En un escenario de desaceleración global la respuesta óptima en términos de política económica de los países desarrollados es una reducción en las tasas de interés, que permite incrementar el valor de los activos. Fue la respuesta de la Reserva Federal en EE.UU, que redujo sus tasas de 5,25% a 2% en 7 meses, para capotear una contracción del crédito propiciada por la crisis hipotecaria, y por esta vía reactivar el consumo y frenar el desempleo. No obstante, hay un límite a lo que la FED puede hacer. Aun cuando el Banco de Inglaterra redujo sus tasas de 5,75% a 5%, entre julio de 2007 y abril de 2008, el Banco Central Europeo las incrementó, a pesar de la fragilidad de la economía europea. Nuevas reducciones de las tasas por parte de la FED tan sólo contribuirían a debilitar aún más el dólar, presionar el precio del petróleo al alza y frenar el crecimiento económico.
A pesar de que las señales de desaceleración siguen, los demás bancos centrales se han visto en la obligación de detener la reducción en las tasas de interés ante la inflación creciente. Aun cuando la inflación en EE.UU, en 5%, se encuentra en su nivel más alto en 10 años, la FED no ha podido –y probablemente no podrá en el resto del año– aumentar sus tasas debido a los temores de recesión.
Aun cuando el crecimiento económico en los dos primeros trimestres del año fue positivo, con base en exportaciones animadas por un dólar devaluado, y el gasto público, las señales de contracción económica en EE.UU son preocupantes. El empleo privado viene cayendo desde enero, mientras que las ventas al por menor están cayendo en términos reales. Adicionalmente, la crisis en el sector de vivienda, que representa el corazón de la crisis económica, aun no ha tocado fondo y
continúa alimentando la crisis financiera. Los precios de vivienda, medidos por el índice Case Shiller, han caído 15,3% en el último año, mientras que el nivel de inventarios de vivienda nueva y usada sigue subiendo, lo que augura una profundización de la crisis. Los mercados esperan que la caída en precios alcance cerca del 30%, haciendo de esta crisis del sector de finca raíz la más profunda de la posguerra.
Entre tanto, la crisis financiera ha cobrado nuevas víctimas, entre las que se cuentan las gigantescas empresas respaldadas por el gobierno: Fannie Mae y Freddie Mac. Estas instituciones son dueñas de US$1,5 billones en activos hipotecarios y garantes de otros US$3,7 billones; por lo que los temores acerca de su insolvencia obligaron al gobierno norteamericano a rescatarlas para evitar una corrida bancaria sin precedentes.
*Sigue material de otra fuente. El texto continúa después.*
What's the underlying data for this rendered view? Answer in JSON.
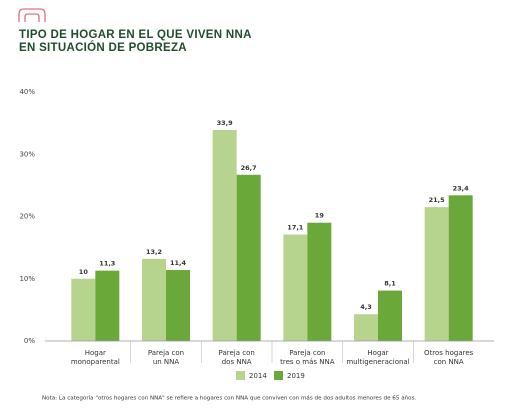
{
  "chart_data": {
    "type": "bar",
    "title": [
      "TIPO DE HOGAR EN EL QUE VIVEN NNA",
      "EN SITUACIÓN DE POBREZA"
    ],
    "categories": [
      [
        "Hogar",
        "monoparental"
      ],
      [
        "Pareja con",
        "un NNA"
      ],
      [
        "Pareja con",
        "dos NNA"
      ],
      [
        "Pareja con",
        "tres o más NNA"
      ],
      [
        "Hogar",
        "multigeneracional"
      ],
      [
        "Otros hogares",
        "con NNA"
      ]
    ],
    "series": [
      {
        "name": "2014",
        "color": "#b7d48f",
        "values": [
          10,
          13.2,
          33.9,
          17.1,
          4.3,
          21.5
        ],
        "value_labels": [
          "10",
          "13,2",
          "33,9",
          "17,1",
          "4,3",
          "21,5"
        ]
      },
      {
        "name": "2019",
        "color": "#6aa83a",
        "values": [
          11.3,
          11.4,
          26.7,
          19,
          8.1,
          23.4
        ],
        "value_labels": [
          "11,3",
          "11,4",
          "26,7",
          "19",
          "8,1",
          "23,4"
        ]
      }
    ],
    "ylim": [
      0,
      40
    ],
    "yticks": [
      {
        "value": 0,
        "label": "0%"
      },
      {
        "value": 10,
        "label": "10%"
      },
      {
        "value": 20,
        "label": "20%"
      },
      {
        "value": 30,
        "label": "30%"
      },
      {
        "value": 40,
        "label": "40%"
      }
    ],
    "grid": false,
    "legend": "bottom",
    "note": "Nota: La categoría \"otros hogares con NNA\" se refiere a hogares con NNA que conviven con más de dos adultos menores de 65 años."
  }
}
La crisis en el mercado de vivienda se ha extendido al Reino Unido y a España. En Japón el gobierno ya reconoció que la economía está entrando en recesión. En Italia el PIB se contrajo 0,3% en el segundo trimestre del año, mientras que en Canadá la economía decreció 0,1% en mayo. La desaceleración económica en los países del G7 es, pues, evidente.
Nadie se escapa a la desaceleración
Los denominados BRIC (Brasil, Rusia, India y China) se han mantenido relativamente fuertes. Pero difícilmente podrán escaparse de una recesión. La economía de China se desaceleró, la producción manufacturera cae y los costos laborales crecen en línea con la inflación.
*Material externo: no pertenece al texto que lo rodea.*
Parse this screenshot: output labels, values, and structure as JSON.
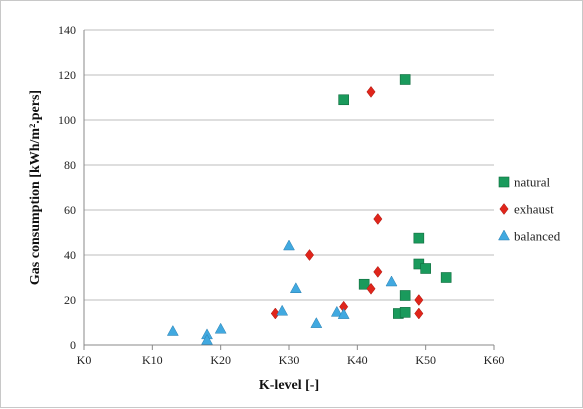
{
  "chart_data": {
    "type": "scatter",
    "title": "",
    "xlabel": "K-level [-]",
    "ylabel": "Gas consumption  [kWh/m².pers]",
    "xlim": [
      0,
      60
    ],
    "ylim": [
      0,
      140
    ],
    "x_ticks": [
      {
        "value": 0,
        "label": "K0"
      },
      {
        "value": 10,
        "label": "K10"
      },
      {
        "value": 20,
        "label": "K20"
      },
      {
        "value": 30,
        "label": "K30"
      },
      {
        "value": 40,
        "label": "K40"
      },
      {
        "value": 50,
        "label": "K50"
      },
      {
        "value": 60,
        "label": "K60"
      }
    ],
    "y_ticks": [
      {
        "value": 0,
        "label": "0"
      },
      {
        "value": 20,
        "label": "20"
      },
      {
        "value": 40,
        "label": "40"
      },
      {
        "value": 60,
        "label": "60"
      },
      {
        "value": 80,
        "label": "80"
      },
      {
        "value": 100,
        "label": "100"
      },
      {
        "value": 120,
        "label": "120"
      },
      {
        "value": 140,
        "label": "140"
      }
    ],
    "grid": "horizontal",
    "legend_position": "right",
    "series": [
      {
        "name": "natural",
        "marker": "square",
        "color": "#1a9a5c",
        "points": [
          [
            38,
            109
          ],
          [
            47,
            118
          ],
          [
            41,
            27
          ],
          [
            46,
            14
          ],
          [
            47,
            14.5
          ],
          [
            47,
            22
          ],
          [
            49,
            47.5
          ],
          [
            49,
            36
          ],
          [
            50,
            34
          ],
          [
            53,
            30
          ]
        ]
      },
      {
        "name": "exhaust",
        "marker": "diamond",
        "color": "#e0251b",
        "points": [
          [
            42,
            112.5
          ],
          [
            43,
            56
          ],
          [
            33,
            40
          ],
          [
            43,
            32.5
          ],
          [
            42,
            25
          ],
          [
            38,
            17
          ],
          [
            28,
            14
          ],
          [
            49,
            20
          ],
          [
            49,
            14
          ]
        ]
      },
      {
        "name": "balanced",
        "marker": "triangle",
        "color": "#41a9e0",
        "points": [
          [
            30,
            44
          ],
          [
            31,
            25
          ],
          [
            29,
            15
          ],
          [
            34,
            9.5
          ],
          [
            37,
            14.5
          ],
          [
            38,
            13.5
          ],
          [
            45,
            28
          ],
          [
            13,
            6
          ],
          [
            18,
            4.5
          ],
          [
            18,
            2
          ],
          [
            20,
            7
          ]
        ]
      }
    ]
  }
}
En India, con crecimientos superiores a 9%, la tasa de 2008 va a 7%; afectada por una crisis financiera que ha propiciado salida de capitales, además de enfrentar una inflación de dos dígitos.
Brasil se ha mantenido fuerte por el alto costo de los commodities, aunque una desaceleración en la demanda global podría reducir los precios y complicar el escenario, lo cual contagiaría al resto de América Latina. De hecho, en las últimas semanas el precio del petróleo cayó 20,6%, dándole un respiro a los mercados accionarios del mundo y disipando, temporalmente, los temores de mayor inflación.